Personal information
- Born: 7 September 2005 (age 21) Lahore, Punjab, Pakistan
- Height: 1.76 m (5 ft 9 in)

Sport
- Sport: Field hockey
- Position: Forward

National team
- Years: Team / Caps / Goals
- 2021–: Pakistan U–21 / 23 / (11)
- 2022–: Pakistan / 62 / (27)

Medal record
Men's field hockey
Representing Pakistan
Asian Champions Trophy
| Bronze medal – third place | 2024 Hulunbuir |  |
Sultan Azlan Shah Cup
| Silver medal – second place | 2024 Ipoh |  |
| Bronze medal – third place | 2022 Ipoh |  |
Junior Asia Cup
| Silver medal – second place | 2023 Salalah |  |
| Silver medal – second place | 2024 Muscat |  |

= Hannan Shahid =

Pakistani field hockey player (born 2005)

Abdul Hannan Shahid (born 7 September 2005) is a Pakistani field hockey player.

==Career==
===Under–21===
Shahid made his international debut at under–21 level, where he was a member of the national team at the 2021 FIH Junior World Cup in Bhubaneswar.

He didn't represent the Pakistan U–21 side again until 2023. He won a silver medal at the Junior Asia Cup in Salalah, where he was also named player of the tournament. Following the Junior Asia Cup, he took over captaincy of the team, leading the team at the Sultan of Johor Cup in Johor Bahru and the FIH Junior World Cup in Kuala Lumpur.

===Senior national team===
Following a successful junior debut, Shahid made his senior international debut in 2022 at the Asian Cup in Jakarta. He went on to make multiple appearances throughout the year, representing the team at the Commonwealth Games in Birmingham, the Sultan Azlan Shah Cup in Ipoh and the inaugural edition of the FIH Nations Cup in Potchefstroom.
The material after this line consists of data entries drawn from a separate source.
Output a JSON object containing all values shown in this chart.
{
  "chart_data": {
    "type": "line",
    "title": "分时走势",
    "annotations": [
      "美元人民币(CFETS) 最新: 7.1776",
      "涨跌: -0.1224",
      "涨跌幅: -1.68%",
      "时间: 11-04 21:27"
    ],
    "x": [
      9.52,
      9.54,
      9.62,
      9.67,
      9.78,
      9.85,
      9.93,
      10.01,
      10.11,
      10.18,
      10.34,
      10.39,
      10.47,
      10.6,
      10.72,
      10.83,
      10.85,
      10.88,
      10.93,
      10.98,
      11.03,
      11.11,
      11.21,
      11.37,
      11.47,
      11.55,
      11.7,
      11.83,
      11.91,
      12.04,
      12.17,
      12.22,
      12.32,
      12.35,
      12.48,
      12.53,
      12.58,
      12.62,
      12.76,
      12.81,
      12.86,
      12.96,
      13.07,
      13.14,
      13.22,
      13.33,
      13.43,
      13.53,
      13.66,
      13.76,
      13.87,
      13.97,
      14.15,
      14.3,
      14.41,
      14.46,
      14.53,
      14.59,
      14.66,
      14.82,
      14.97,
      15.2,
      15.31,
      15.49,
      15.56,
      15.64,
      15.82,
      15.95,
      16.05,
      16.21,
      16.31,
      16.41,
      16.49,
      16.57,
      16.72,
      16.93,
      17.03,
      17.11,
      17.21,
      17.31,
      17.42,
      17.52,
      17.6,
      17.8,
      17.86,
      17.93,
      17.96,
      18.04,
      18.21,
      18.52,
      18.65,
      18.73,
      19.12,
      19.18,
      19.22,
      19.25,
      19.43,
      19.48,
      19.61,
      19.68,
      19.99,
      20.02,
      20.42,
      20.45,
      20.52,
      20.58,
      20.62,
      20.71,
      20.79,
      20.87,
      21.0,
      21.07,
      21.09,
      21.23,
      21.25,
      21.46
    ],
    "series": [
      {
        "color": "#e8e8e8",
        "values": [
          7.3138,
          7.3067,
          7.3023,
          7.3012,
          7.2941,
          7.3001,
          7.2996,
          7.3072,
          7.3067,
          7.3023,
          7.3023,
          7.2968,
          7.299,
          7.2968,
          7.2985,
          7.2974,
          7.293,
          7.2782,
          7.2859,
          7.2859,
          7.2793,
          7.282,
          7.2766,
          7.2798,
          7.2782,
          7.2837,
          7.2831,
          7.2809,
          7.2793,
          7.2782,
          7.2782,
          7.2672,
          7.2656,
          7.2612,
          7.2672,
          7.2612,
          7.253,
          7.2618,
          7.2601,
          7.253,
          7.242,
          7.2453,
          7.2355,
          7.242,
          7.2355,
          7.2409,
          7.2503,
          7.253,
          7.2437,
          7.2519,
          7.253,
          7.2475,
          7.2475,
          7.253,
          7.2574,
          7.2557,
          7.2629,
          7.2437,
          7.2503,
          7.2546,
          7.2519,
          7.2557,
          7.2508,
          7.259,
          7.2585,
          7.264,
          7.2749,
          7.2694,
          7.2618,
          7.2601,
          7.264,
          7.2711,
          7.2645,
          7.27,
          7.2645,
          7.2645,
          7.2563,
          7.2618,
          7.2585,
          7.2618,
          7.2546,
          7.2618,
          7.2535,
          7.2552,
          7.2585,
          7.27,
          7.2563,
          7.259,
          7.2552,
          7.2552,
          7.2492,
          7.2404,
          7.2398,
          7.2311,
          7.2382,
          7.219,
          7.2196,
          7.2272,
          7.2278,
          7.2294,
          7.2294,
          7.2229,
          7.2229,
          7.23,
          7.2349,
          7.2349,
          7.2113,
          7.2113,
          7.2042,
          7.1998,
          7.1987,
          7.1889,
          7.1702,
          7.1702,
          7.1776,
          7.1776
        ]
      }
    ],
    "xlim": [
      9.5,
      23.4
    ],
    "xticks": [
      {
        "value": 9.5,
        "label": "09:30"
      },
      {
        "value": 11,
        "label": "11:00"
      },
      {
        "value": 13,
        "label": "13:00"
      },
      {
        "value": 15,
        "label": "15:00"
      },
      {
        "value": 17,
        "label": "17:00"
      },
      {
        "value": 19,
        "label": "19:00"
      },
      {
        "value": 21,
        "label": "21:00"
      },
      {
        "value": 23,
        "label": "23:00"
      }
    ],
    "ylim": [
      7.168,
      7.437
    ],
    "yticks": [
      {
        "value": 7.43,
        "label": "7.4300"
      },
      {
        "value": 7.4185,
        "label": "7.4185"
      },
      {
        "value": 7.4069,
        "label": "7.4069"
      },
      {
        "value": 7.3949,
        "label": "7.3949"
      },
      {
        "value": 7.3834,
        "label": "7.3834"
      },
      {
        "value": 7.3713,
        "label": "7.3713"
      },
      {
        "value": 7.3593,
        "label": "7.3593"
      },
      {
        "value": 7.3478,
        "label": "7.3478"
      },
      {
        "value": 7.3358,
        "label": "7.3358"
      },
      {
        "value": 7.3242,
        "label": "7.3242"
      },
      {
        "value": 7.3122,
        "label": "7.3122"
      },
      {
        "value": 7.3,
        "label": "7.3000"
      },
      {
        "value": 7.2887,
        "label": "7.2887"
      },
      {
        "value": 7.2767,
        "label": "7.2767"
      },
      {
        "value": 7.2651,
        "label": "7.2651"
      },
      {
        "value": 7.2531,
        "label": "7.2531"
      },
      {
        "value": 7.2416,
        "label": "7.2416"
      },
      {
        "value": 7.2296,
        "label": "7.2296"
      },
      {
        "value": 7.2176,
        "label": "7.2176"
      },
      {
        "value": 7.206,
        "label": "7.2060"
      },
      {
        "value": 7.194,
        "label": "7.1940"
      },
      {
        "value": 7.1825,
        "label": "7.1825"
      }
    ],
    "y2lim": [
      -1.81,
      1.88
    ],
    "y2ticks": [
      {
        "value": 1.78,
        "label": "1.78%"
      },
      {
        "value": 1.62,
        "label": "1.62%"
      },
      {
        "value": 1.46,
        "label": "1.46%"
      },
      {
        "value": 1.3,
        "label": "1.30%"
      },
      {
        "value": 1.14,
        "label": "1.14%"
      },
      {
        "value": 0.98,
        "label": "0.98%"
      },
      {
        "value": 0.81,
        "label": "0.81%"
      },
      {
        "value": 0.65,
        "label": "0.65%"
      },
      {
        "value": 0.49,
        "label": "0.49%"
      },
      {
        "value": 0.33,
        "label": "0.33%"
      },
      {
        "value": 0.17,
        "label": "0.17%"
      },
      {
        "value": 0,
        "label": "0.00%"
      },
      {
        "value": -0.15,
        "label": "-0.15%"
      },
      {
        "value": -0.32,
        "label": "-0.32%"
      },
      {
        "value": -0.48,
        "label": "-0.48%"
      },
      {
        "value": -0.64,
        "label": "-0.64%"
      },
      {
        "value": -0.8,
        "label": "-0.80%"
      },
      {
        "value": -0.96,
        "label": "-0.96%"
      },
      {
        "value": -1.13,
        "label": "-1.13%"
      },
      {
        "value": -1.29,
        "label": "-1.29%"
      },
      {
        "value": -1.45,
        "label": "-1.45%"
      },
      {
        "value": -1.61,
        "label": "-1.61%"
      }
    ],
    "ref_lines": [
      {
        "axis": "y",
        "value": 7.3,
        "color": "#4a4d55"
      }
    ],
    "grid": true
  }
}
During 2023, Shahid only represented the national team at the Asian Champions Trophy in Chennai, where he was also named Rising Star of the Tournament. He was also named as a reserve player for the Asian Games in Hangzhou.

He was a member of the squad at the 2024 FIH Olympic Qualifiers in Muscat and the silver medal-winning side at the 2024 Sultan Azlan Shah Cup in Ipoh.